●22日はインキネン指揮日フィルへ(サントリーホール)。ブリテンのヴァイオリン協奏曲(庄司紗矢香)とホルストの組曲「惑星」という、イギリス音楽プロといえばイギリス音楽プロ。ブリテン作品を聴けるのがありがたし。ヴァイオリン協奏曲は1939年、25歳で書かれた作品。この曲、自分の感じるところではブリテン度が薄いというか、ブリテンにしては少し乾いている。そこが魅力。鮮やかなソロに息をのむ。アンコールにスペイン内戦時軍歌「アヴィレスへの道」。
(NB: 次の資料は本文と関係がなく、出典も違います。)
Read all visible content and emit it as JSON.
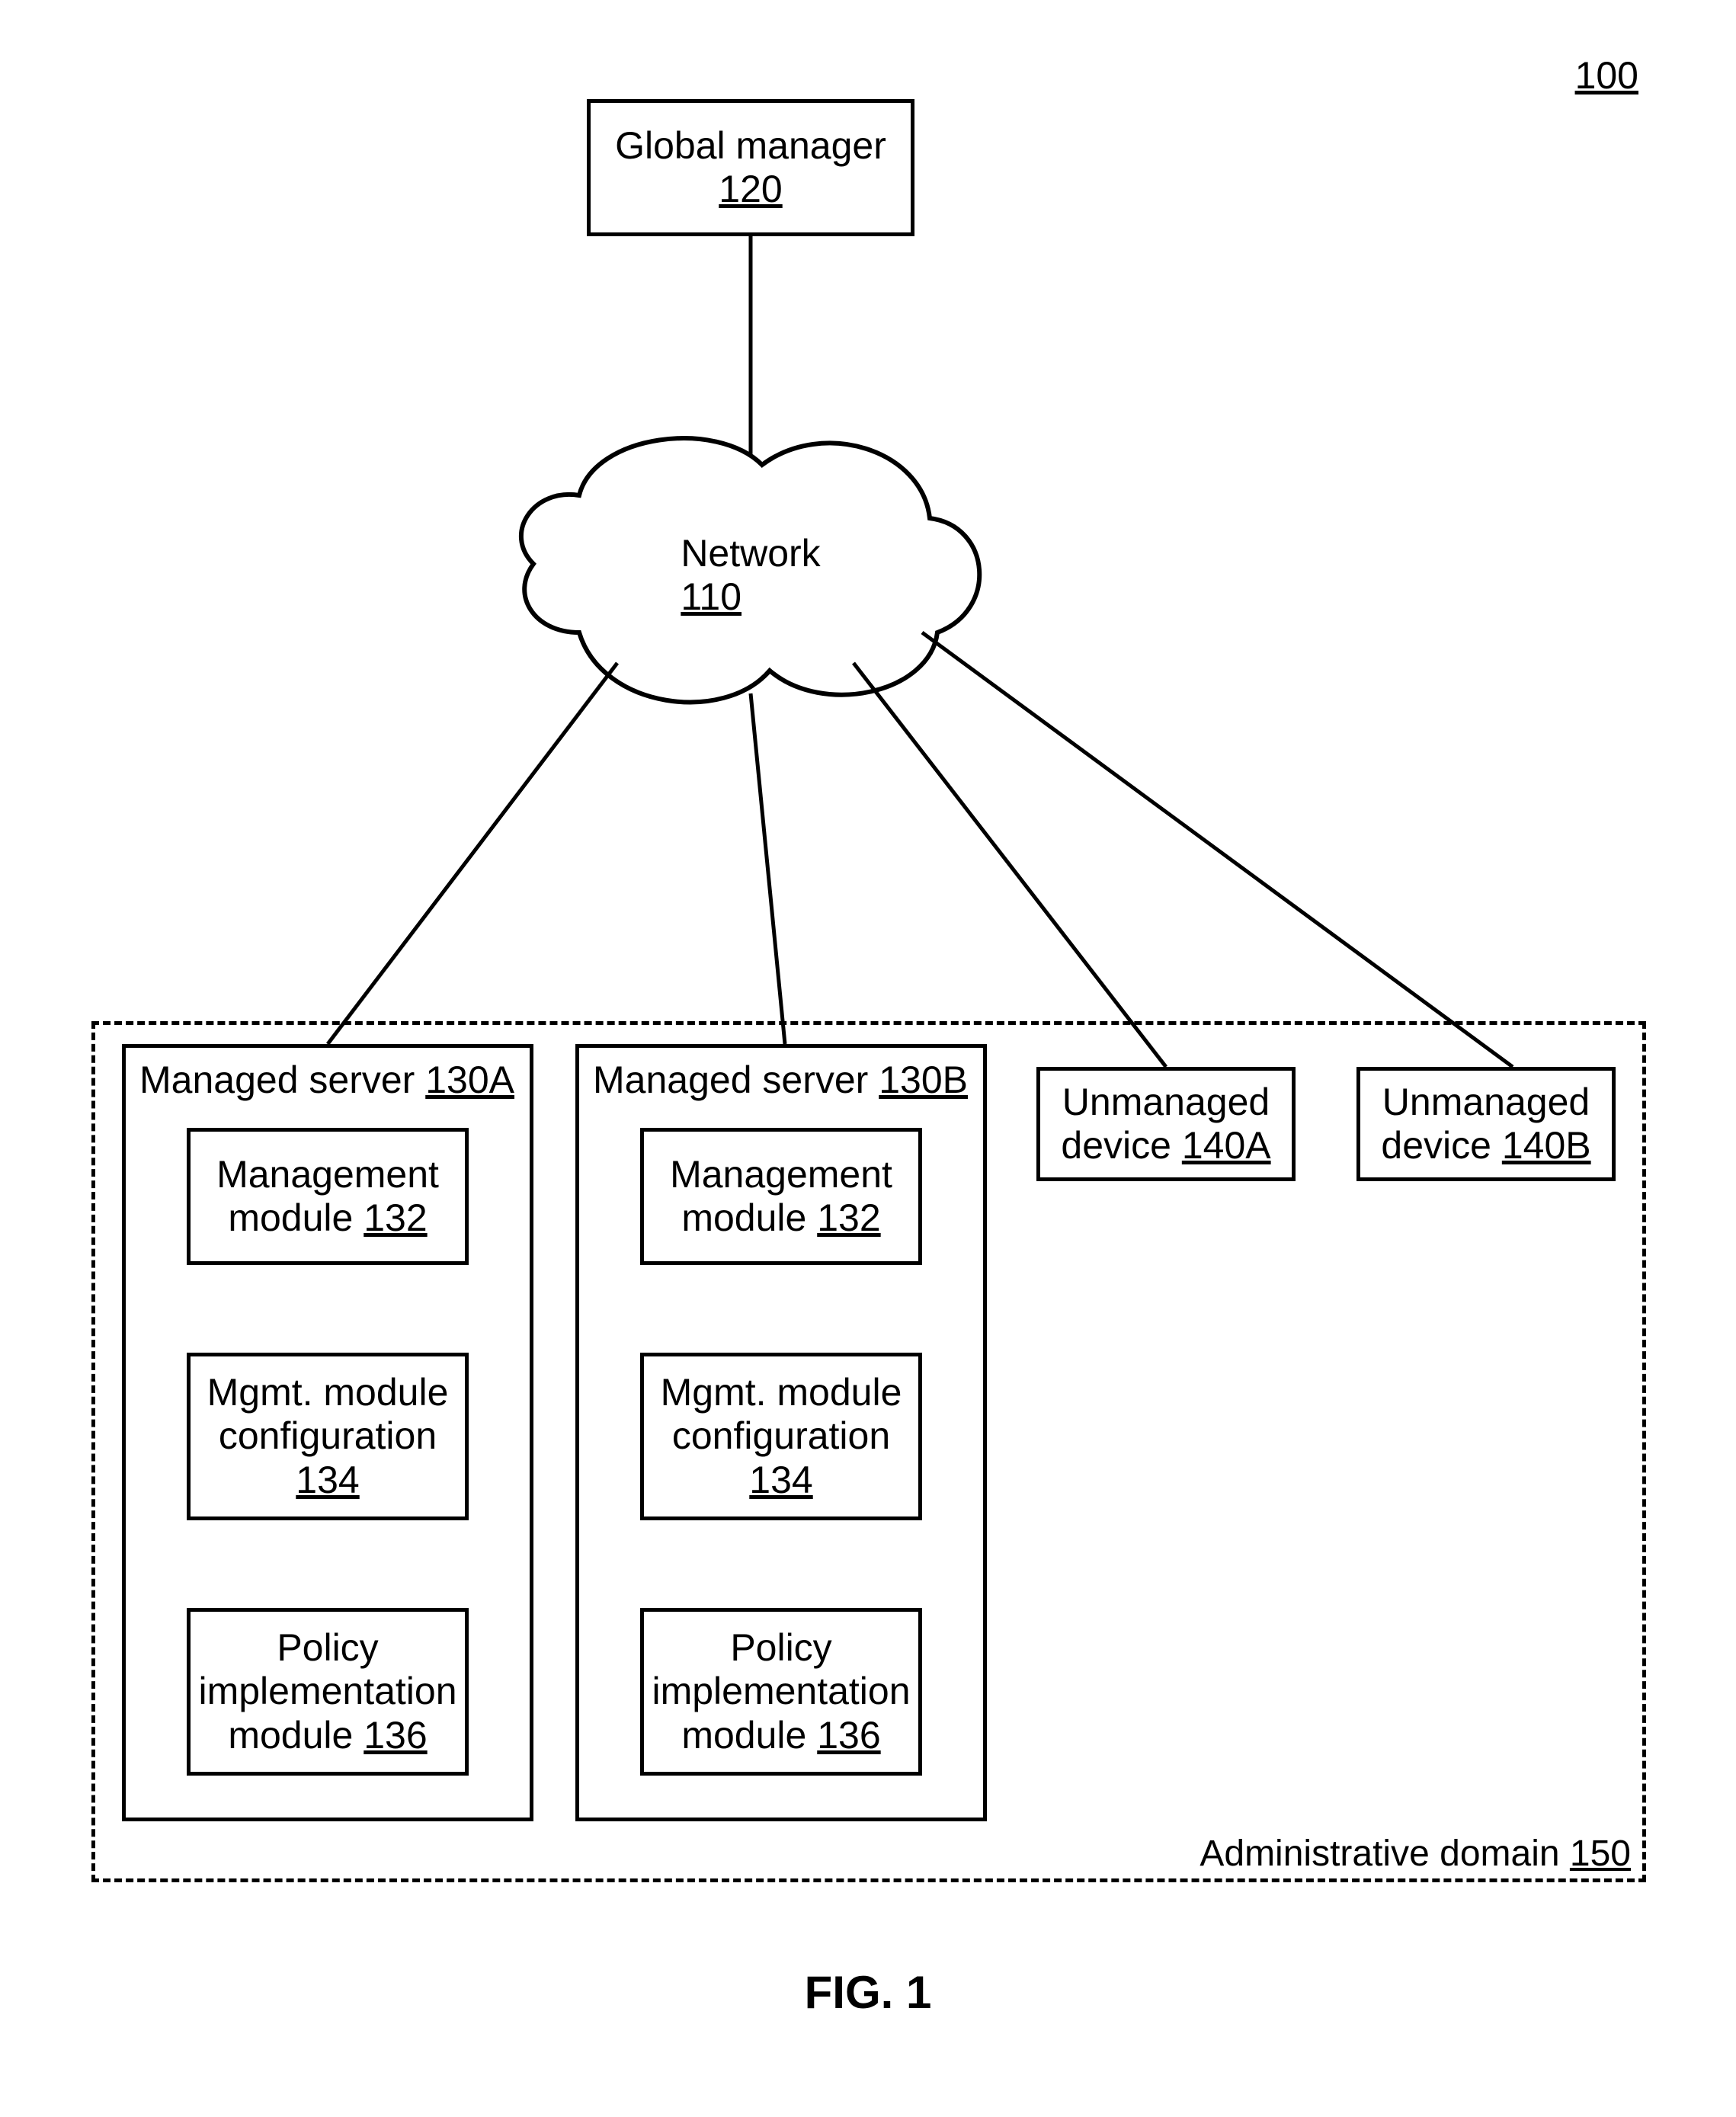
{
  "figure_ref": "100",
  "figure_title": "FIG. 1",
  "global_manager": {
    "label": "Global manager",
    "ref": "120"
  },
  "network": {
    "label": "Network",
    "ref": "110"
  },
  "domain": {
    "label_prefix": "Administrative domain",
    "ref": "150"
  },
  "servers": {
    "a": {
      "title_prefix": "Managed server",
      "title_ref": "130A",
      "modules": {
        "mgmt": {
          "line1": "Management",
          "line2_prefix": "module",
          "ref": "132"
        },
        "config": {
          "line1": "Mgmt. module",
          "line2": "configuration",
          "ref": "134"
        },
        "policy": {
          "line1": "Policy",
          "line2": "implementation",
          "line3_prefix": "module",
          "ref": "136"
        }
      }
    },
    "b": {
      "title_prefix": "Managed server",
      "title_ref": "130B",
      "modules": {
        "mgmt": {
          "line1": "Management",
          "line2_prefix": "module",
          "ref": "132"
        },
        "config": {
          "line1": "Mgmt. module",
          "line2": "configuration",
          "ref": "134"
        },
        "policy": {
          "line1": "Policy",
          "line2": "implementation",
          "line3_prefix": "module",
          "ref": "136"
        }
      }
    }
  },
  "unmanaged": {
    "a": {
      "line1": "Unmanaged",
      "line2_prefix": "device",
      "ref": "140A"
    },
    "b": {
      "line1": "Unmanaged",
      "line2_prefix": "device",
      "ref": "140B"
    }
  }
}
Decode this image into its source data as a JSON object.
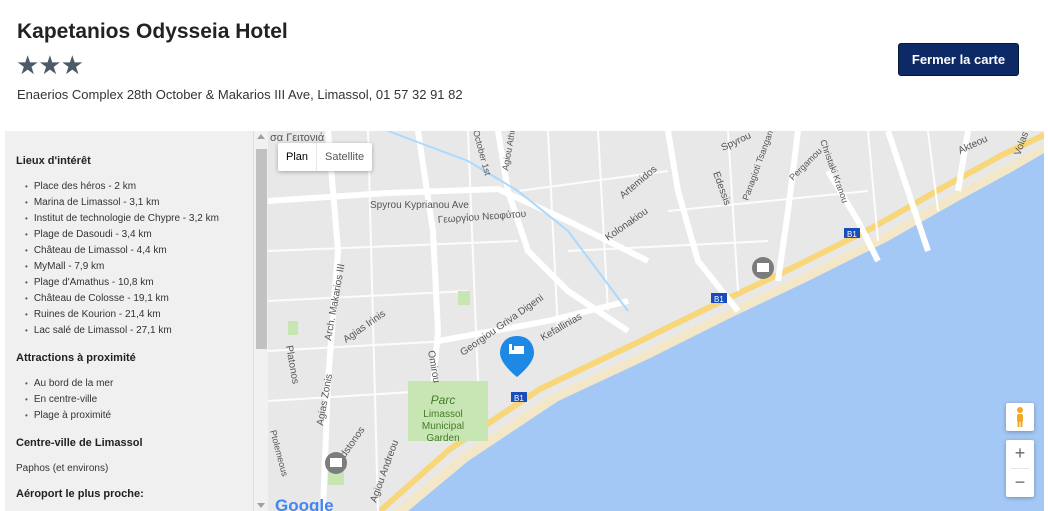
{
  "header": {
    "hotel_name": "Kapetanios Odysseia Hotel",
    "stars": "★★★",
    "address": "Enaerios Complex 28th October & Makarios III Ave,  Limassol,  01 57 32 91 82",
    "close_button": "Fermer la carte"
  },
  "sidebar": {
    "poi_title": "Lieux d'intérêt",
    "poi": [
      "Place des héros - 2 km",
      "Marina de Limassol - 3,1 km",
      "Institut de technologie de Chypre - 3,2 km",
      "Plage de Dasoudi - 3,4 km",
      "Château de Limassol - 4,4 km",
      "MyMall - 7,9 km",
      "Plage d'Amathus - 10,8 km",
      "Château de Colosse - 19,1 km",
      "Ruines de Kourion - 21,4 km",
      "Lac salé de Limassol - 27,1 km"
    ],
    "attractions_title": "Attractions à proximité",
    "attractions": [
      "Au bord de la mer",
      "En centre-ville",
      "Plage à proximité"
    ],
    "centre_title": "Centre-ville de Limassol",
    "centre_text": "Paphos (et environs)",
    "airport_title": "Aéroport le plus proche:"
  },
  "map": {
    "type_plan": "Plan",
    "type_satellite": "Satellite",
    "zoom_in": "+",
    "zoom_out": "−",
    "park_label_1": "Parc",
    "park_label_2": "Limassol",
    "park_label_3": "Municipal",
    "park_label_4": "Garden",
    "roads": {
      "kyprianou": "Spyrou Kyprianou Ave",
      "kyprianou_gr": "Γεωργίου Νεοφύτου",
      "griva": "Georgiou Griva Digeni",
      "kolonakiou": "Kolonakiou",
      "kefallinias": "Kefallinias",
      "makarios": "Arch. Makarios III",
      "omirou": "Omirou",
      "agias_irinis": "Agias Irinis",
      "platonos": "Platonos",
      "agias_zonis": "Agias Zonis",
      "gladstonos": "Gladstonos",
      "agiou_andreou": "Agiou Andreou",
      "artemidos": "Artemidos",
      "edessis": "Edessis",
      "tsangari": "Panagioti Tsangari",
      "pergamou": "Pergamou",
      "kranou": "Christaki Kranou",
      "spyrou": "Spyrou",
      "akteou": "Akteou",
      "volas": "Volas",
      "october": "October 1st",
      "athinon": "Agiou Athin",
      "geitonia": "σα Γειτονιά",
      "sealiko": "Ptolemeous",
      "b1": "B1"
    },
    "google": "Google"
  }
}
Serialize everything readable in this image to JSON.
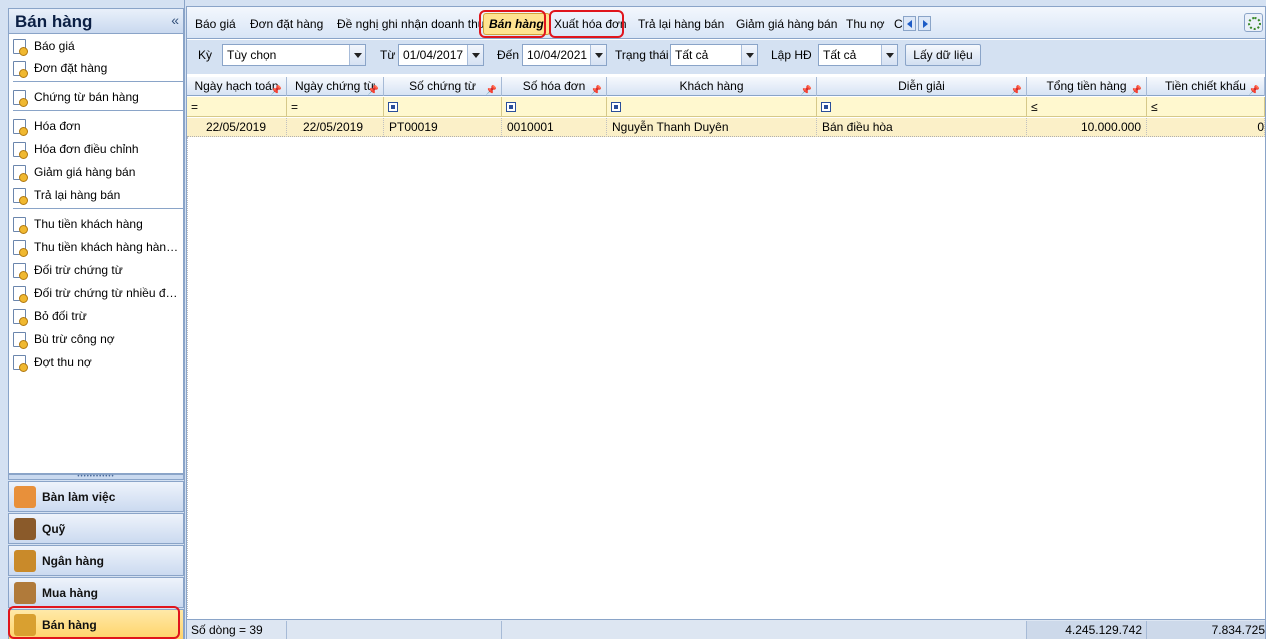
{
  "left_panel": {
    "title": "Bán hàng",
    "collapse_icon": "double-chevron-left-icon",
    "items": [
      {
        "label": "Báo giá"
      },
      {
        "label": "Đơn đặt hàng"
      },
      {
        "label": "Chứng từ bán hàng"
      },
      {
        "label": "Hóa đơn"
      },
      {
        "label": "Hóa đơn điều chỉnh"
      },
      {
        "label": "Giảm giá hàng bán"
      },
      {
        "label": "Trả lại hàng bán"
      },
      {
        "label": "Thu tiền khách hàng"
      },
      {
        "label": "Thu tiền khách hàng hàng l..."
      },
      {
        "label": "Đối trừ chứng từ"
      },
      {
        "label": "Đối trừ chứng từ nhiều đối t..."
      },
      {
        "label": "Bỏ đối trừ"
      },
      {
        "label": "Bù trừ công nợ"
      },
      {
        "label": "Đợt thu nợ"
      }
    ],
    "modules": [
      {
        "label": "Bàn làm việc",
        "icon": "desktop-icon",
        "color": "#e8903a"
      },
      {
        "label": "Quỹ",
        "icon": "safe-icon",
        "color": "#8a5a2a"
      },
      {
        "label": "Ngân hàng",
        "icon": "bank-icon",
        "color": "#c98a2a"
      },
      {
        "label": "Mua hàng",
        "icon": "purchase-icon",
        "color": "#b07a3a"
      },
      {
        "label": "Bán hàng",
        "icon": "sales-icon",
        "color": "#d9a030"
      }
    ]
  },
  "tabs": [
    {
      "label": "Báo giá"
    },
    {
      "label": "Đơn đặt hàng"
    },
    {
      "label": "Đề nghị ghi nhận doanh thu"
    },
    {
      "label": "Bán hàng"
    },
    {
      "label": "Xuất hóa đơn"
    },
    {
      "label": "Trả lại hàng bán"
    },
    {
      "label": "Giảm giá hàng bán"
    },
    {
      "label": "Thu nợ"
    },
    {
      "label": "C"
    }
  ],
  "filters": {
    "period_label": "Kỳ",
    "period_value": "Tùy chọn",
    "from_label": "Từ",
    "from_value": "01/04/2017",
    "to_label": "Đến",
    "to_value": "10/04/2021",
    "status_label": "Trạng thái",
    "status_value": "Tất cả",
    "invoice_label": "Lập HĐ",
    "invoice_value": "Tất cả",
    "fetch_button": "Lấy dữ liệu"
  },
  "grid": {
    "columns": [
      {
        "label": "Ngày hạch toán"
      },
      {
        "label": "Ngày chứng từ"
      },
      {
        "label": "Số chứng từ"
      },
      {
        "label": "Số hóa đơn"
      },
      {
        "label": "Khách hàng"
      },
      {
        "label": "Diễn giải"
      },
      {
        "label": "Tổng tiền hàng"
      },
      {
        "label": "Tiền chiết khấu"
      }
    ],
    "filter_ops": [
      "=",
      "=",
      "",
      "",
      "",
      "",
      "≤",
      "≤"
    ],
    "rows": [
      {
        "posting_date": "22/05/2019",
        "voucher_date": "22/05/2019",
        "voucher_no": "PT00019",
        "invoice_no": "0010001",
        "customer": "Nguyễn Thanh Duyên",
        "description": "Bán điều hòa",
        "total": "10.000.000",
        "discount": "0"
      }
    ],
    "footer": {
      "row_count": "Số dòng = 39",
      "total_sum": "4.245.129.742",
      "discount_sum": "7.834.725"
    }
  },
  "colors": {
    "highlight": "#e0151c",
    "active_tab": "#ffe390",
    "selected_row": "#fbf0c8"
  }
}
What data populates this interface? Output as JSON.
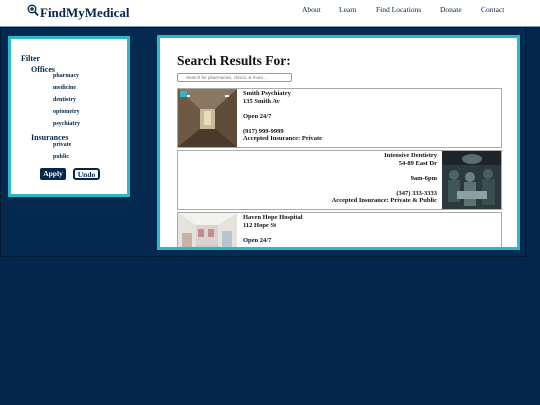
{
  "header": {
    "logo_text": "FindMyMedical",
    "nav": [
      "About",
      "Learn",
      "Find Locations",
      "Donate",
      "Contact"
    ]
  },
  "filter": {
    "title": "Filter",
    "offices_label": "Offices",
    "offices": [
      "pharmacy",
      "medicine",
      "dentistry",
      "optometry",
      "psychiatry"
    ],
    "insurances_label": "Insurances",
    "insurances": [
      "private",
      "public"
    ],
    "apply_label": "Apply",
    "undo_label": "Undo"
  },
  "results": {
    "title": "Search Results For:",
    "search_placeholder": "Search for pharmacies, clinics, & more...",
    "cards": [
      {
        "name": "Smith Psychiatry",
        "address": "135 Smith Av",
        "hours": "Open 24/7",
        "phone": "(917) 999-9999",
        "insurance": "Accepted Insurance: Private"
      },
      {
        "name": "Intensive Dentistry",
        "address": "54-89 East Dr",
        "hours": "9am-6pm",
        "phone": "(347) 333-3333",
        "insurance": "Accepted Insurance: Private & Public"
      },
      {
        "name": "Haven Hope Hospital",
        "address": "112 Hope St",
        "hours": "Open 24/7",
        "phone": "",
        "insurance": ""
      }
    ]
  },
  "colors": {
    "navy": "#04264a",
    "accent": "#2bb8c8",
    "white": "#ffffff"
  },
  "icons": [
    "magnifier-icon"
  ]
}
●「惑星」は、スペクタクルを追い求めず、むしろ端然として澄んだ演奏で、この曲が天文学的壮大さではなく占星術的な世界観に依拠することを思い出させてくれる。CM等でさんざん消費されているはずの「木星」中間部を聴いて、ぐっとくる。「海王星」おしまいの消えゆく女声合唱はP席上方の扉の向こうから。やがて扉が閉められ、(たぶん)合唱が移動して遠ざかりながらの念入りなディミヌエンド。もう終わらないんじゃないかと心配になった。そのままカイパーベルトまでずっと旅するんじゃないかっていうくらい。
●平日夜公演だったが、終演後に「アフタートーク」があって、インキネンが登場してソロでトーク。庄司紗矢香さんとは20年来の知り合いだそうで、ともにケルンにてザハール・ブロン門下でヴァイオリンを学んだ間柄なんだとか。「その頃はまだ庄司さんは14~15歳だったと思うが、すでにすぐれたヴァイオリニストだと思っていた、その後、自分はシベリウス・アカデミーで指揮を学び、ヘルシンキ・フィルで庄司さんと共演する機会があった。今回ついに東京での共演が実現できてうれしい」。今回の演奏会が首席客演指揮者としての最後の登場で、これからは首席指揮者として日フィルを率いる。